I was somewhat excited about attending Summit Entertainment’s shindig last night at the Bel-Air Hotel because I wanted to see what the $100 million renovation looks like. It was a nice party but the makeover is a letdown. At least in terms of those 12 newly built canyon-view suites up on the hillside. The exteriors and staircases, I mean, which have an uncultivated, hard-edged, nouveau-riche appearance, like something you might find in Riyadh or Qatar or Cancun.


The hard sharp lines that define the Hotel Bel Air hillside exteriors are icky. What person with taste decorates a stairway with little white porthole lights?

And the chandeliers in the Vegas-styled ballroom where the Summit party took place have “a Long Island bar mitzvah quality,” as a publicist friend put it.

I haven’t inspected the entire hotel. A lot of sections seemed very nice. The gardens and the restaurant-bar are still beautiful. So I’m not putting the whole place down, just some of it.

The Bel-Air hotel, which was originally built in 1946, has never been a bastion of Spanish architectural tradition, certainly not along the lines of the Four Seasons Biltmore hotel, which does it exactly right. But there’s no way to go if you’re renovating a 1940s-or-older Southern California hotel except to honor Spanish-style architecture. You need to restore (and if necessary, recreate) this atmosphere as best you can. Ali Baba and the 40 Thieves-style architecture is frightful in this context.

The Bel-Air hotel used to be half-Spanish and half-California comfortable with a kind of soothing, ladies-who-do-lunch Nancy Reagan vibe. Now the place feels half-Spanish and vaguely Middle Eastern.

Oh, wait….there’s a reason for that. The nouveau-riche types who’ve come into money since the flush times of the ’90s and early aughts have no taste to speak of so they love anything brash and sparkly and showoffy — they eat that shit up. So if you want to attract this crowd, you don’t want to generate an atmospheric vibe that’s too classy or reserved.
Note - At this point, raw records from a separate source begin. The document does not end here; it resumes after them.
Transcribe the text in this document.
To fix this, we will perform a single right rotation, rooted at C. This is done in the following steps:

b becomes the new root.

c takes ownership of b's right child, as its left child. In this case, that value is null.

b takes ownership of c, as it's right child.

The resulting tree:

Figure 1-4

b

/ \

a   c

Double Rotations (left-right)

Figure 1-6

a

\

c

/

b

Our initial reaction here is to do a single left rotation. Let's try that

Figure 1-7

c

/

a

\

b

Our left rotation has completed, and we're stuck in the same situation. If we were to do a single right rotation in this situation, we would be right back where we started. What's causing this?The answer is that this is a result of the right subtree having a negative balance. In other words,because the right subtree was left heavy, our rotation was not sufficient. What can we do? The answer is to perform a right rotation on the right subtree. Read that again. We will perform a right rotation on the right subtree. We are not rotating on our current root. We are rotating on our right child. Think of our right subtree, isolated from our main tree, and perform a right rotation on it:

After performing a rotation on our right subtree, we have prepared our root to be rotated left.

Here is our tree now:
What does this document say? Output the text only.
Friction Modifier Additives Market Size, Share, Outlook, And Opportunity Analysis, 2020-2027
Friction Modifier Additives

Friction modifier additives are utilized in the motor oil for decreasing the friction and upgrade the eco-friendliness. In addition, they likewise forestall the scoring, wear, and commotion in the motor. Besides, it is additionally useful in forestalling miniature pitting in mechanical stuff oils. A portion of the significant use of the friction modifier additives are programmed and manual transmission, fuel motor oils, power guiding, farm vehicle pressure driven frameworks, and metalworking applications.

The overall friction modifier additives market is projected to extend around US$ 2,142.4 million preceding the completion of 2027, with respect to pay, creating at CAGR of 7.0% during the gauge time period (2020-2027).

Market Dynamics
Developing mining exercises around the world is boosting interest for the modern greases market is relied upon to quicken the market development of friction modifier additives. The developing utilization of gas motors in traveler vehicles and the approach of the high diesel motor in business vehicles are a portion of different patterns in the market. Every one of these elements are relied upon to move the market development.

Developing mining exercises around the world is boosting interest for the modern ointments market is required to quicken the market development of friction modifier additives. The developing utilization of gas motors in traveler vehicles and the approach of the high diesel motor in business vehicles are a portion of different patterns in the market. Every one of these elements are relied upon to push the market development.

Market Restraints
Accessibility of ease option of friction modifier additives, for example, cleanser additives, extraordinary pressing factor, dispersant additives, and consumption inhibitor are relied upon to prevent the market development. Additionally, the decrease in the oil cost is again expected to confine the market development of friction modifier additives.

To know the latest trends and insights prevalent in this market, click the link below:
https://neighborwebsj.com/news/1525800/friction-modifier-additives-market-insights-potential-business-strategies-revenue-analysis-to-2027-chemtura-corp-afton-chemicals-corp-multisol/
Plus the Bel-Air hotel is owned by the Sultan of Brunei. It is never a good thing when some loaded big-shot from India or Asia or the Middle East buys an old-WASPy-establishment hotel because one way or the other he will always chintz it up. For whatever reason genuine taste is hard to come by if you’re from the entrepenurial or inherited-wealth classes within those regions.


One of the areas in the new Bel-Air hotel that I found to my liking.

The architect behind the Bel-Air renovation is Alexandra Champalimaud of the Rockwell Group. She also renovated Manhattan’s Pierre hotel, and if you ask me she made that one feel a little too Middle-Eastern also…too bright and sparkly, too much gold paint.

This isn’t the first time I’ve complained of Middle-Eastern architecture influences upon old white-people establishments. Last year I complained about the design styles of Isaac Tshuva, the Israeli billionaire who bought and re-designed the Plaza seven years ago.

“The Plaza used to be a haven of old-world Anglo-Saxon class,” I wrote. “Now it reeks of Middle-Eastern cluelessness. The only thing missing are bellmen standing around with pointy-toed Ali Baba shoes.”

In 2007 I reported the shock that I felt when I realized that Boston’s former Ritz Carlton — the Plaza Hotel of Boston, operating since the mid 1920s — is now called The Taj, and “has been transformed with a name and a design scheme that’s right out of Las Vegas or Cancun.” The Ritz Carlton waa sold in ’06 to Taj Hotels Resorts and Palaces, a swanky hotel chain based in Mumbai, India.